Wer dieses Prinzip nicht sauber anwendet, riskiert nicht nur einen unvollständigen Bericht, sondern übersieht womöglich existenzielle Risiken.
Was ist Doppelte Wesentlichkeit? Eine Definition
Bisherige Standards konzentrierten sich oft primär darauf, wie sich externe Faktoren auf den Unternehmenswert auswirken (finanzielle Sicht). Die CSRD fordert nun verpflichtend die Betrachtung aus zwei Perspektiven. Ein Thema gilt als „wesentlich“ (und damit berichtspflichtig), sobald es in mindestens einer der beiden Dimensionen relevant ist.
1. Die Impact-Wesentlichkeit (Inside-Out-Perspektive)
Hier geht es um die Auswirkungen Ihres Unternehmens auf die Welt.
- Frage: Welche positiven oder negativen Auswirkungen haben unsere Geschäftstätigkeit und unsere Lieferkette auf Menschen und Umwelt?
- Beispiele:
- Emission von Treibhausgasen (negativer Impact).
- Verletzung von Menschenrechten bei Zulieferern (negativer Impact).

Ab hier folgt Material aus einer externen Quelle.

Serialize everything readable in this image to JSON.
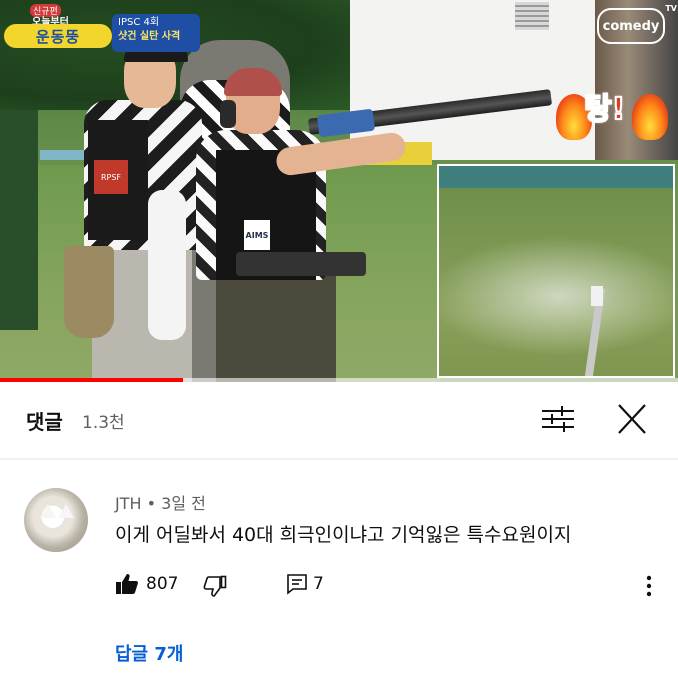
{
  "video": {
    "show_badge": "신규편",
    "show_title_line1": "오늘부터",
    "show_title_main": "운동뚱",
    "episode_line1": "IPSC 4회",
    "episode_line2": "샷건 실탄 사격",
    "channel_logo": "comedy",
    "channel_logo_sup": "TV",
    "caption_bang": "탕!",
    "patch_text": "RPSF",
    "vest_logo": "AIMS",
    "progress_fraction": 0.27
  },
  "comments_panel": {
    "title": "댓글",
    "count": "1.3천",
    "filter_icon": "filter-sliders-icon",
    "close_icon": "close-icon"
  },
  "comment": {
    "author": "JTH",
    "separator": "•",
    "time": "3일 전",
    "text": "이게 어딜봐서 40대 희극인이냐고 기억잃은 특수요원이지",
    "like_count": "807",
    "reply_count": "7",
    "replies_link": "답글 7개"
  },
  "colors": {
    "accent_link": "#065fd4",
    "progress": "#ff0000",
    "text_primary": "#0f0f0f",
    "text_secondary": "#606060"
  }
}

- Schaffung von Arbeitsplätzen in strukturschwachen Regionen (positiver Impact).
- Ziel: Transparenz über den ökologischen und sozialen Fußabdruck.
2. Die Finanzielle Wesentlichkeit (Outside-In-Perspektive)
Hier geht es um die Auswirkungen der Welt auf Ihr Unternehmen.
- Frage: Welche Nachhaltigkeitsaspekte lösen finanzielle Risiken oder Chancen aus, die den Cashflow, die Entwicklung oder die Leistung des Unternehmens beeinflussen?
- Beispiele:
- Dürren, die zur Wasserknappheit in Produktionsstätten führen (Physisches Risiko).
- Einführung von CO₂-Steuern, die Produkte verteuern (Transitorisches Risiko).
- Reputationsverlust durch „Greenwashing“-Vorwürfe (Marktrisiko).
- Entwicklung neuer, nachhaltiger Produkte, die Marktanteile sichern (Chancen).
- Ziel: Sicherstellung der Zukunftsfähigkeit und finanziellen Stabilität.
Warum das „ODER“ entscheidend ist
Ein häufiges Missverständnis ist, dass ein Thema in beiden Kategorien wesentlich sein muss, um im Bericht zu landen. Das ist falsch. Die CSRD verlangt:
Ein Nachhaltigkeitsaspekt ist wesentlich, wenn er die Kriterien der Impact-Wesentlichkeit ODER die der finanziellen Wesentlichkeit erfüllt.
Natürlich gibt es oft Überschneidungen (z. B. führen hohe CO₂-Emissionen [Impact] langfristig oft zu CO₂-Steuer-Kosten [Finanziell]), aber die Prüfung muss getrennt erfolgen.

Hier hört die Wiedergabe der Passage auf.